I don’t think it’s her ringtone that upsets those dogs, I thought as I jogged across the square to the sheriff’s office. She is just a bad dog walker.
And poor Kimmie . . .
“Oh crap!” I said. I’d realized that as soon as Miss Vivee got a whiff of a murder she’d want to try and solve it, wedding be damned. She’d have me pick up her notebook from Hadley’s, her No. 2 pencils, and we be off on a suspect hunt quicker than a cat could lick its behind. Special day, or no special day. And of course, she’d want to drag Mac along.
Why is this happening to me?
I counted up the dead bodies and I sprinted along.
One, Gemma Burke. Two, Oliver Gibson. I numbered them on my fingers. Three, Aaron Coulter. Four, Laura Tyler. Five, Jack Wagner. And I can’t forget Jairo Zacapa. Shoot. I need another hand to count. Jairo is number six, well actually he was numero uno. He was the first dead body I’d seen that hadn’t been two thousand years old.
And now Kimmie.
Number seven.
I slowed down, out of breath from going faster than my usual turtle’s pace. Trying to even out my breathing I knew that this was going to take all of the joy out of my day.
How did my life go so wrong? I thought as I walked the last few feet t
o the police station. Archaeologist turned amateur sleuth? This couldn’t be what was meant to be for me to do.

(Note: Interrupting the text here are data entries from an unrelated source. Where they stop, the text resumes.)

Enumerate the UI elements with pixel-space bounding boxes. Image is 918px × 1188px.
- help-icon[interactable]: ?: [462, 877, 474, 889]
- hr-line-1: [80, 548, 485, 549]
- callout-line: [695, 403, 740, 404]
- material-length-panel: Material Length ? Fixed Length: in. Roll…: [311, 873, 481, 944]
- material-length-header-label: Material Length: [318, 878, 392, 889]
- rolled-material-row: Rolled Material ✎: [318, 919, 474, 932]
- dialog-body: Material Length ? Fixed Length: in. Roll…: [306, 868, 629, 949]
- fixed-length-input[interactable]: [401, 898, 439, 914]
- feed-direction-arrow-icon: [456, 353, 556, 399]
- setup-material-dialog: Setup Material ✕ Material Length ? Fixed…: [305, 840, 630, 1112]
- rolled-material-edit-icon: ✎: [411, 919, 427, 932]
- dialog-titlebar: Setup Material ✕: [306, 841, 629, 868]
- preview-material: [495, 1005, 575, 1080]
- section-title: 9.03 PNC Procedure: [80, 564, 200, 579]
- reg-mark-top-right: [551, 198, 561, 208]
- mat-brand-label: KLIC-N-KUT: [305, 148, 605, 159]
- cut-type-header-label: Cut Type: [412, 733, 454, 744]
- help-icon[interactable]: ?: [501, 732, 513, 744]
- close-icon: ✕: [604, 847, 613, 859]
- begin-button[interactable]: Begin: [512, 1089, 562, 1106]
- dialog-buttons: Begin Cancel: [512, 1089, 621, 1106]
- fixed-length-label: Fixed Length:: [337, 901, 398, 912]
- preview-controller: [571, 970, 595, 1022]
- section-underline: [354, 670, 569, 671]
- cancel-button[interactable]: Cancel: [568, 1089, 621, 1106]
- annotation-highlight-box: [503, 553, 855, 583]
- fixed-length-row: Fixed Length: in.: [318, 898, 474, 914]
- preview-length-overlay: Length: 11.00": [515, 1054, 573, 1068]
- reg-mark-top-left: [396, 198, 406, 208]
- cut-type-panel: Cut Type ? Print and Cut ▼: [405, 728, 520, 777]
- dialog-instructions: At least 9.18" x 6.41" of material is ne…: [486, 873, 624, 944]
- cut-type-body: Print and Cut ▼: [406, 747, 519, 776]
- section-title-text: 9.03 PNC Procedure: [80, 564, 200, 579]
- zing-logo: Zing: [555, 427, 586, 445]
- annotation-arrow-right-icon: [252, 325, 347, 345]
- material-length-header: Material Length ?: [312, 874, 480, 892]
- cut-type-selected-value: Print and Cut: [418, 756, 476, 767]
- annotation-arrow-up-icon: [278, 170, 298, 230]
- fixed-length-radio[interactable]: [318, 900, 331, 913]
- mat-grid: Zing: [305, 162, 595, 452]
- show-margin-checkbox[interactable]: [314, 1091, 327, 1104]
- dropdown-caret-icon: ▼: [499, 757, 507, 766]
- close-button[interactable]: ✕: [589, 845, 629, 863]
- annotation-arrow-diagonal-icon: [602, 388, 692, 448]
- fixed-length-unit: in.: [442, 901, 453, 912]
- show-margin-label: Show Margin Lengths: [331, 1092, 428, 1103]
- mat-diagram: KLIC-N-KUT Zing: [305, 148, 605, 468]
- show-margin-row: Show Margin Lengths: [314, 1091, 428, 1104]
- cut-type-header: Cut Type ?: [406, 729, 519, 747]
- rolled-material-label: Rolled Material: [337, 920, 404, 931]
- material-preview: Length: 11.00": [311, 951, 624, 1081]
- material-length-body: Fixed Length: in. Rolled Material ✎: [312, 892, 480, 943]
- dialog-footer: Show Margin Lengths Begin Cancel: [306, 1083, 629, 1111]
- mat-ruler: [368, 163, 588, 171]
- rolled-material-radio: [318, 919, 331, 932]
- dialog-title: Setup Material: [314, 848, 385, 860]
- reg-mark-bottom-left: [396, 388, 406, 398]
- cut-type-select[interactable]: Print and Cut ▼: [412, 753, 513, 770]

My mother would have a cardiac arrest if she knew.
I was the only one of her three children to follow in her footsteps and now I’d taken a really bad detour.
My mother! Crap. I had to go and pick her up at the airport. I reached in my pocket for my phone to check the time, but of course it wasn’t there. “Oh. Man.” I thought about that phone chomping dog. I was sure, by now, the inside of my cell phone had been fried. No bowl of rice could ever dry that thing out.
I reached the sheriff’s office, picked up Cat, putting her in my arm, I turned the knob to the door. A tinkle from the little bell over the door announced my arrival.
“Who’s dead now?” Sheriff Lloyd Haynes glanced up at me. He said it as soon as I walked through the door.
How could he know?
I dropped Cat out of my arms and looked down at myself to make sure I hadn’t somehow magically obtained a sign that read, “I Found a Dead Girl at the Gazebo” then turned around and looked behind me to make sure September hadn’t followed me carrying one.
“How’dya know?” I asked.
“That’s the only time I see you, Logan,” he said.
I scrunched up my nose. Not a good impression of anyone to have of me.
“So?” he said. “What you got?”
“It’s Kimmie,” I said.
“That’s who’s dead?”
I nodded. He looked at me for a moment, over at his dispatcher, and then back at me. “Kimmie Hunt?”
“I’m not sure of her last name,” I said.
“How do you know her name?” he asked as he walked over to the coat rack. He plucked his four-dented hat from the knob and placed it on his head.
“Seppie . . . Uhm, September told me.”
“Seppie Love?”
I held up my hands. “I don’t know her last name either.”
“Call the Coroner, Mae Lynn,” he said to the dispatcher. “And no one else,” he seemed to emphasize. “I don’t want no onlookers until I can get her identified and remove the body from the scene . . .” he looked at me up and down spotting the dirt all over me. “Where is she?” he asked.